A Aneel mantém, por ora, a liberdade das distribuidoras de energia para definir o padrão de suas redes, descartando a obrigatoriedade de enterramento, apesar do aumento de eventos climáticos severos.
A Agência Nacional de Energia Elétrica (Aneel) deu início a uma importante discussão sobre a resiliência do sistema elétrico brasileiro diante da escalada de tempestades e vendavais.
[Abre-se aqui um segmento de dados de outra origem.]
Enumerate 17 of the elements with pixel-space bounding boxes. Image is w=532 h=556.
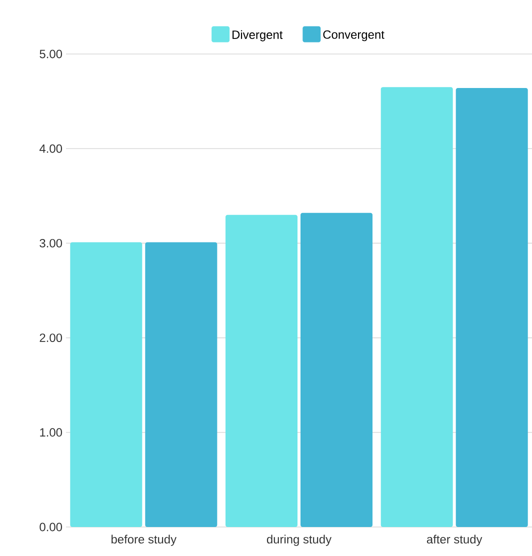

Em recomendação preliminar, a área técnica da autarquia defendeu que as empresas do setor continuem com autonomia para escolher o modelo de rede – seja aérea convencional, compacta ou subterrânea – evitando impor obrigações nacionais que poderiam resultar em custos proibitivos.
A proposta, que segue para consulta pública entre 27 de agosto e 12 de outubro, afasta, neste momento, a exigência de enterrar a fiação ou a criação de subsídios diretos para essa tecnologia. O objetivo da agência é analisar se o atual modelo de regulação por incentivos é suficiente para garantir a qualidade do serviço ou se o cenário climático atual exige uma mudança mais drástica na infraestrutura urbana.
Desafios de custo e viabilidade
O debate sobre redes subterrâneas esbarra em uma barreira financeira significativa. Estudos técnicos da Aneel apontam que o custo para enterrar cabos pode ser até dez vezes maior do que a manutenção das redes aéreas tradicionais. Em alguns casos extremos, a migração total do sistema exigiria décadas de investimento ininterrupto das distribuidoras.
Além da questão financeira, a agência alerta para o risco de “subsídio cruzado”. Como as obras entram na base de ativos das empresas, o custo seria repassado a todos os consumidores, mesmo que o benefício da rede subterrânea fique concentrado em áreas específicas e de maior renda.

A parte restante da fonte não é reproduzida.